Concrete helps bridge styles in renovated Federation home

The challenge of successfully juxtaposing new and old materials and styles has been successfully met on a newly renovated home in Sydney's inner-west.

The Federation-style street elevation of the Haberfield home belies a remarkable transformation at the rear of the dwelling.

Known as the 'garden suburb', much of Haberfield is designated a Conservation Area - meaning its trademark architectural style is fiercely protected by the local council.

This made renovating and extending the home all the more challenging for the owners and their architect - moreso because they chose not to take the obvious route of mimicking the original style and materials.

On the contrary, architect Sam Crawford believes you pay due respect to the original style by not copying it.

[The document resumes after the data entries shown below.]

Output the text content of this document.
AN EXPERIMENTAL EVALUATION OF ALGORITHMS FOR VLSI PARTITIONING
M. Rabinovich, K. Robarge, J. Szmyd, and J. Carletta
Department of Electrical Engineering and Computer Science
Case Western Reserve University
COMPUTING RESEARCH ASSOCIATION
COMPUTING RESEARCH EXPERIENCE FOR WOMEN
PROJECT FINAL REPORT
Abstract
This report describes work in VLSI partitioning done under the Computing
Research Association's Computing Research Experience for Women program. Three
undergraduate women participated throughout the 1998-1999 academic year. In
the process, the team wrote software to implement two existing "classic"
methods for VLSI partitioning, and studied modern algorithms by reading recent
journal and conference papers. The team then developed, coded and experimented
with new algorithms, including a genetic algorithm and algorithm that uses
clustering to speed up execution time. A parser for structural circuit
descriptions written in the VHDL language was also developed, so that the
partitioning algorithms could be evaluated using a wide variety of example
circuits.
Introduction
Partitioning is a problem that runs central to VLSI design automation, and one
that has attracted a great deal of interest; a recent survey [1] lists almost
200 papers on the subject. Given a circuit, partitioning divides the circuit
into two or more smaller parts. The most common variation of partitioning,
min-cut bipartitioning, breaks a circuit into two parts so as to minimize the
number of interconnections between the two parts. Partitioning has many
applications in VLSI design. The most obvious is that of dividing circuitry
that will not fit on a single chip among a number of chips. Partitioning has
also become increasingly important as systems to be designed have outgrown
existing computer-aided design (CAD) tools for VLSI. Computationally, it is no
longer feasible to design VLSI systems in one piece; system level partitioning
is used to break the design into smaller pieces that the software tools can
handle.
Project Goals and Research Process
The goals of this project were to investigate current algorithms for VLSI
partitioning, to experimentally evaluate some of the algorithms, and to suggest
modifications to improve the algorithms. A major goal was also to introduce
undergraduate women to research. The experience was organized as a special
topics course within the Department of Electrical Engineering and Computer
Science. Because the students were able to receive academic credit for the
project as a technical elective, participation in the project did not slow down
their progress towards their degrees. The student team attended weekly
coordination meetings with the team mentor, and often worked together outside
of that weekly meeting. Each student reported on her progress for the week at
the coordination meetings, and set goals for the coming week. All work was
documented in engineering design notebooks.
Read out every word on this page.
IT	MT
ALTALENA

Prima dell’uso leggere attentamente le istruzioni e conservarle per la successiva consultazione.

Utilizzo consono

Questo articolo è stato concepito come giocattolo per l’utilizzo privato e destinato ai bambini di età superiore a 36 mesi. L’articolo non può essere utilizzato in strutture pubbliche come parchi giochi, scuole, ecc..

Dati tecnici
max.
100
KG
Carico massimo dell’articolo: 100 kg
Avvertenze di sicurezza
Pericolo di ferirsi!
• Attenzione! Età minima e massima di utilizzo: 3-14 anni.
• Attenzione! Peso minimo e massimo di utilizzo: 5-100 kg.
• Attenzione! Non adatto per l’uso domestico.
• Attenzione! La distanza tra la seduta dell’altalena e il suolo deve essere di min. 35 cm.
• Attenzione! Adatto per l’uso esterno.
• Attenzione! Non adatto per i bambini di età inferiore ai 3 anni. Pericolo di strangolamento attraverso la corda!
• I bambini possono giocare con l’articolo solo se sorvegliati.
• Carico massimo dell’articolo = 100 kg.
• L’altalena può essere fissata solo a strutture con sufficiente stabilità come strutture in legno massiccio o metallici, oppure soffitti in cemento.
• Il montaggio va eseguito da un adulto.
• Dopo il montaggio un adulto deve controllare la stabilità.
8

"It (the original dwelling) has its on strengths, and is very much 'of its time'," he said.

"We wanted to reflect the solidity of that existing form, yet at the same time provide a contrast.

"The clients were very keen on concrete as an expression of the timeless nature of the old building, but used in a new, contemporary way."

With what he described as 'a lot of pushing and pulling', Crawford and the owners were able to win Council over with a simple yet elegant design that captures and projects the spirit of the original.

The transition point between old and new is a light-filled interior space where the original hallway and the new side entry/hallway dissect. The 'marker' for this transition is a stunning, curved insitu concrete wall that draws visitors into the newly renovated rear living spaces.

This curved wall displays evidence of the formwork joins, as do the exposed concrete walls in the open-plan living area. Tie-rod holes are also evident on a number of internal and external walls, reflecting the rawness of the material. 
The rear façade of the new living space is also framed in insitu concrete, with the side and top beams extending outwards to create and overhang that protects the doors from light rain and sun.

The outside edge of these beams reduces to a fine chamfer, with the top horizontal beam also changing dimension and angle along its length. Looking from across the yard, it looks like a slightly skewed picture frame.

The use of double-glazing and the inherent mass of the double-skinned concrete walls help moderate internal temperatures in the new living spaces, in line with those in the original part of the house.

Directly outside the living area is an in-ground pool. Behind the pool, the original double-brick garage has been opened up and re-envisioned as a cabana.

Insitu-concrete paving, extending from the rear living area, around the pool and into the cabana, ties all the elements together. The polished concrete flooring in the cabana is complemented by a polished concrete sink/bench.

Everyone involved in the project, including the owners are delighted with the final outcome - proof that the past and present can successfully co-exist in  Sydney's suburban landscape.